Positive externality
A positive externality is a benefit that is obtained by a third party through the actions of someone else and is an analog to a negative externality (discussed in Chapter 3).
Positive externalities exist all the time when individuals do things in their own interest that indirectly benefit others, including obtaining private health care that reduces contagion of disease to others, investing in education that diffuses to others, or painting a house to improve its property value, which makes nearby homes more valuable.

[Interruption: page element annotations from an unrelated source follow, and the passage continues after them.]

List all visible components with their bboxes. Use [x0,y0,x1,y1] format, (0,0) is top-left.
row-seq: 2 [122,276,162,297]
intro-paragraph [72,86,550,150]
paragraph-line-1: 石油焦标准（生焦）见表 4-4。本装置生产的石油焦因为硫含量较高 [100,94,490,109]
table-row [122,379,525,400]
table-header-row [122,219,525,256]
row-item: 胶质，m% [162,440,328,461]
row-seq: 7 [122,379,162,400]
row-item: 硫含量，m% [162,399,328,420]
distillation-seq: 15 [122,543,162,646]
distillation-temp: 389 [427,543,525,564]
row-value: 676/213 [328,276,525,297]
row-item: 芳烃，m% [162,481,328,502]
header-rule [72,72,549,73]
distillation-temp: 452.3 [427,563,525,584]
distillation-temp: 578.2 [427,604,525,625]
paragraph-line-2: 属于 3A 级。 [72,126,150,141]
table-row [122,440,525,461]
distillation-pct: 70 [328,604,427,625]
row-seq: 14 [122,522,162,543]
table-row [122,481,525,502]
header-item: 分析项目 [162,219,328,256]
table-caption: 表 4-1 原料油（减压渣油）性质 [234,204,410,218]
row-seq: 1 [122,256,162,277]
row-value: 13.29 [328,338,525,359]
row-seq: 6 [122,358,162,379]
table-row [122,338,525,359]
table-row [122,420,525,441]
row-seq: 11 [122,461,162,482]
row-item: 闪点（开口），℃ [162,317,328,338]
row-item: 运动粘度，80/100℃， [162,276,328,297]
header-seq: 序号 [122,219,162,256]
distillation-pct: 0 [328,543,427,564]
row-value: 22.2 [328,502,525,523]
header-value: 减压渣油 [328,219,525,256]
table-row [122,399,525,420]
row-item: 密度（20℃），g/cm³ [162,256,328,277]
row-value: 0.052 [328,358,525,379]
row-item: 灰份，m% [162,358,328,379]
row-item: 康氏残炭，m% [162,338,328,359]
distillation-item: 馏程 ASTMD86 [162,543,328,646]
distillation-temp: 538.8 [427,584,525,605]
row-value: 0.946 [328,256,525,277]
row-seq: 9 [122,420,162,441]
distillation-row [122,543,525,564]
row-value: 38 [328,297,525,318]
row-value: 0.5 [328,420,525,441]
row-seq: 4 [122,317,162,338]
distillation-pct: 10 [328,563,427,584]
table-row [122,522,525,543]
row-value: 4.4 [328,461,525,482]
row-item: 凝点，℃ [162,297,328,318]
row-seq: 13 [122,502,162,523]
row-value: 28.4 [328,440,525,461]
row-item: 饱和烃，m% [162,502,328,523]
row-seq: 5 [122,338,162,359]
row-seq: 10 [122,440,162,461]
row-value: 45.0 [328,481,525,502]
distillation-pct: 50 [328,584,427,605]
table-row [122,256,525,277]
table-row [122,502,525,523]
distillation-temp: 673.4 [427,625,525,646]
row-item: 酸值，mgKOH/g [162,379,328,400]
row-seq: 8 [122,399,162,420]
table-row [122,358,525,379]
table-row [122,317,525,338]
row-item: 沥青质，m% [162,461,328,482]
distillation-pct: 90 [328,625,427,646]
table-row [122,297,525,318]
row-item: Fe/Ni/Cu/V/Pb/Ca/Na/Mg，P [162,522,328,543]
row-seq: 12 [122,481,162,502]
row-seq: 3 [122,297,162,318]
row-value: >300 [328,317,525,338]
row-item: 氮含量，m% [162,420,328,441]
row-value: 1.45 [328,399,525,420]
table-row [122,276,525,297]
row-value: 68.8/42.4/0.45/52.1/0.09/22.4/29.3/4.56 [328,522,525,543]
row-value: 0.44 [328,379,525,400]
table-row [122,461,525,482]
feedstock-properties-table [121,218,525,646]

The main economic issue with technology investment is the potential for that investment to create positive externalities (see the Economics Box below). Paradoxically, while creating a surplus of positive benefits to society is generally considered valuable, an innovator that cannot fully protect or capture those benefits fails to fully realize the fruits of those efforts, which leads to a situation in which innovators tend to invest less in technology innovation than if they were able to reap more of the benefits the innovations create.
Spillover effects
Indirect benefits (like positive externalities) are also referred to as spillover effects.
The features that allow a positive externality to exist are the inability of the person taking an action to exclude others (nonexcludability) from these spillover effects.